Standard Deviation Calculator

Compute mean, variance, and standard deviation of a list of numbers — both sample (n−1) and population (n) versions.

Count (n)
Mean (x̄)
Sum
Sample variance (s²)
Sample SD (s, n−1)
Population variance (σ²)
Population SD (σ, n)
Min
Max
Range

What is Standard Deviation Calculator?

The standard deviation calculator measures how spread out a set of numbers is. A small standard deviation means values cluster near the mean; a large one means they're spread out.

This calculator returns both versions: sample standard deviation (divides by n−1, used when your data is a sample of a larger population) and population standard deviation (divides by n, used when you have the whole population).

Formula

Mean: x̄ = Σx ÷ n

Sample variance: s² = Σ(x − x̄)² ÷ (n − 1)

Sample standard deviation: s = √s²

Population variance: σ² = Σ(x − x̄)² ÷ n

Population standard deviation: σ = √σ²

Worked example

Data: 4, 8, 15, 16, 23, 42 (n = 6)

  • Mean ≈ 18.0
  • Sample SD ≈ 13.65
  • Population SD ≈ 12.46

Sample SD is always slightly larger than population SD on the same data because it divides by a smaller number (n−1).

How to use this calculator

  1. Paste or type your numbers, separated by commas, spaces, or new lines.
  2. The calculator returns count, mean, both standard deviations, range, and min/max.

Frequently asked questions

Sample vs population — which one should I use?

If your data represents the entire population, use population (σ, n). If it's a sample drawn from a larger population, use sample (s, n−1). Most real-world stats and AP Statistics homework use the sample version.

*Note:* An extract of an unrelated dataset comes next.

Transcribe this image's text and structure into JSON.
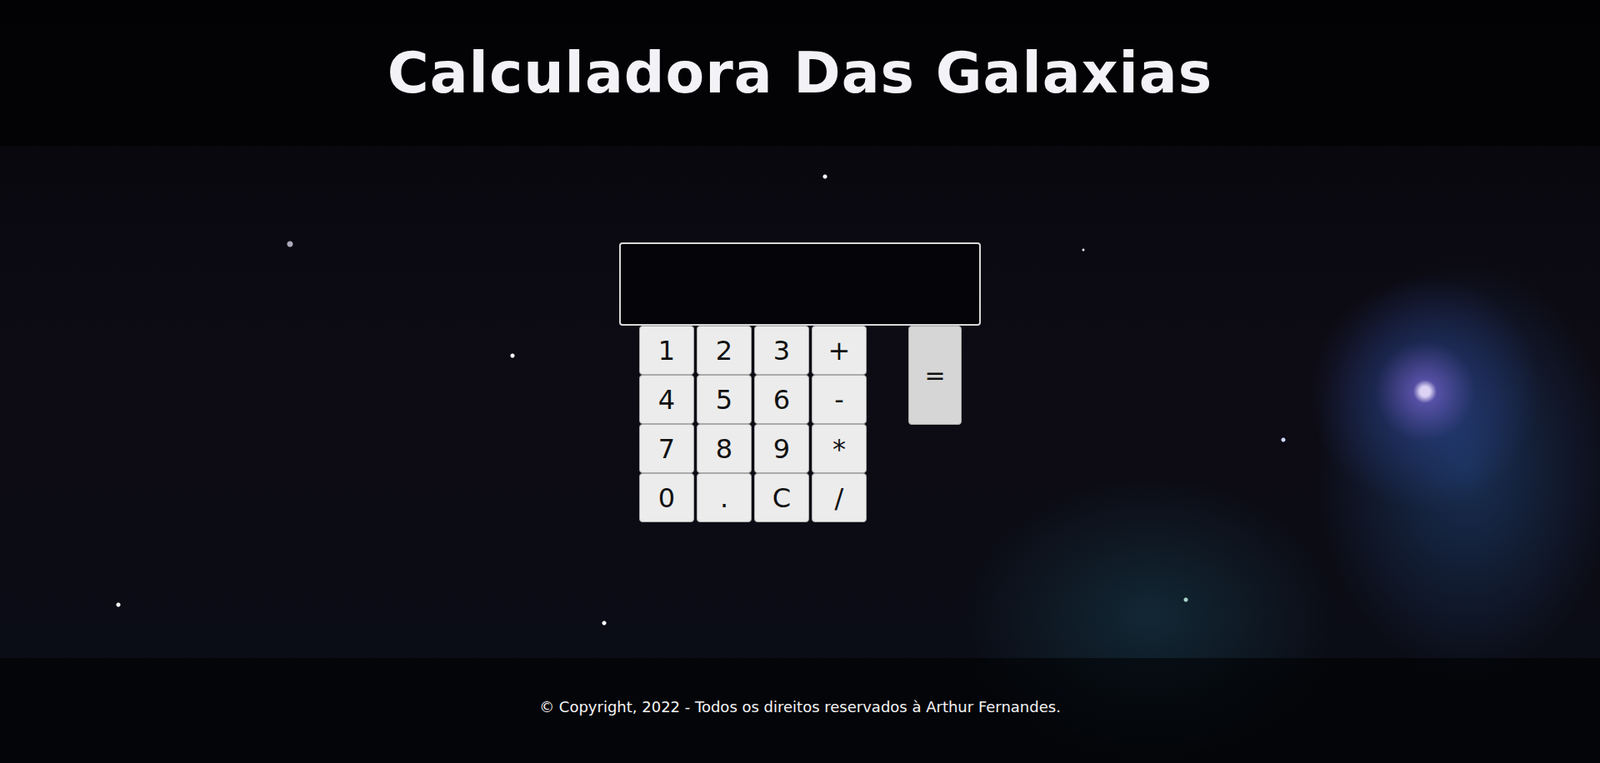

Why divide by n−1 for the sample?

It's called Bessel's correction. Dividing by n underestimates the true population variance because the sample mean tends to be closer to the sample's own values than the true population mean. The n−1 correction is unbiased.

What's a "high" standard deviation?

It's relative — high or low compared to the mean. The coefficient of variation (SD ÷ mean) gives a scale-free measure: above 0.3 is often called highly variable.

How does this connect to the normal distribution?

For a normal (bell-shaped) distribution: ~68% of values fall within 1 SD of the mean, ~95% within 2 SD, and ~99.7% within 3 SD. This is the 68–95–99.7 rule.